In the orthodontic treatment process, orthodontic tooth movement is a mechanobiological reaction resulting from appropriate orthodontic forces, which is based on a series of periodontal tissue changes, including bone remodeling. Bone remodeling involves a dynamic equilibration between osteoblasts, which form bone, and osteoclasts, which absorb bone (Sims & Martin, 2014). A variety of cytokines, proteins, and transcription factors, such as alkaline phosphatase (ALP), bone morphogenetic protein-2 (BMP-2), runt-related transcription factor 2 (Runx2), and osteocalcin (OCN), are involved in mediating osteoblastogenesis and bone formation (Hu et al., 2005, Leboy and Osyczka, 2005).

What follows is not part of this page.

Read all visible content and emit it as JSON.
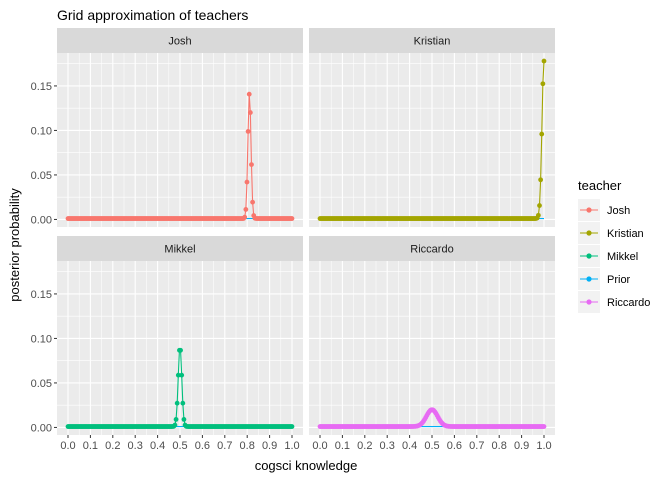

Osteoblasts are important in the process of Piezo1-regulated bone remodeling. As an important mechanoreceptor cell for transforming mechanical stimuli into biochemical signals, osteoblasts are responsible for the regulation of bone formation and tissue mineralization. They can also secrete bone matrix and produce the cytokines necessary for osteoclast differentiation (Wozniak et al., 2000, Yoneda et al., 2019). For example, removing Piezo1 from mice osteoblasts led to bone loss and increased bone resorption, suggesting that Piezo1 may play a role in regulating mechanoload-dependent bone formation and remodeling in osteoblasts (L. Wang, You, et al., 2020; Zhou et al., 2020). However, the mechanical response properties and the mechanism of mechanical transduction of these cytokines produced by osteoblasts remain unclear. Among many osteoblast cell lines, MC3T3-E1 is a mouse embryonic osteoblast precursor cell, which has strong osteogenic ability and the ability to differentiate into osteoblasts, chondrocytes, and other cell types and can form bone tissue in vitro. These properties make it an ideal tool for studying bone formation.

The mechanosensitive Piezo channels are large transmembrane proteins, which have been identified as non-selective mechanosensitive cation channels (Coste et al., 2010, Ge et al., 2015; Q. Zhao et al., 2016; Qiancheng Zhao et al., 2018). These proteins, which are conserved among various species, mediate mechanical responses in various cell types (Coste et al., 2012). The family of Piezo channels includes Piezo1 (Fam38A) and Piezo2 (Fam38B) in vertebrates (Coste et al., 2010). In the field of bone biology, the Piezo1 and Piezo2 channels have been shown by many previous studies to contribute to bone remodeling. In osteocytes cultured in vitro, mechanical stress activates the Piezo1–Akt pathway, which is crucial for suppressing the expression of Sost, which encodes Sclerostin (Sasaki et al., 2020). Piezo1 in osteocytes can also sense fluid shear stress (FSS) and then upregulate Wnt1 by activating YAP1 and TAZ. In vivo studies have demonstrated that knockout of Piezo1 in bone tissue cells leads to the pathological manifestation of osteoporosis in mice, which can be improved by treatment with the Piezo1 agonist Yoda1 (X. Li et al., 2019). The osteogenesis of osteoblasts is disrupted by Piezo1 knockout, severely impairing bone structure and strength (Sun et al., 2019). In hydrostatic pressure-treated human marrow mesenchymal stem cells, Piezo1 senses the mechanical stimuli and activates ERK1/2 and p38 MAPK signaling, which in turn upregulate BMP-2, Runx2, and Osterix to promote osteoblast differentiation (Sugimoto et al., 2017). TRPV4 and Piezo1 modify the proliferation of osteoblasts under fluid shear force, suggesting their involvement in the mechanical transduction of osteoblasts. Additionally, TRPV4-dependent Ca2+ response under fluid shear stress (FSS) can be generated by Yoda1 through the activation of Piezo1 (Yoneda et al., 2019). Meanwhile, the osteoclastogenesis of periodontal ligament cells (PDLCs) in periodontal tissues resulting from mechanical load is mediated by the Piezo1 channel. The NF–kB signaling pathway plays a mediating role in this process (Jin et al., 2015).

Although Piezo1 channels are now widely recognized for their influence on cellular mechanotransduction in bone biology, limited information is available regarding the factors and signaling pathways involved in Piezo1-mediated effects in osteoblasts. Thus, we aimed to evaluate the impact of Piezo1 on the osteogenic and osteoclast factors in osteoblasts under mechanically load.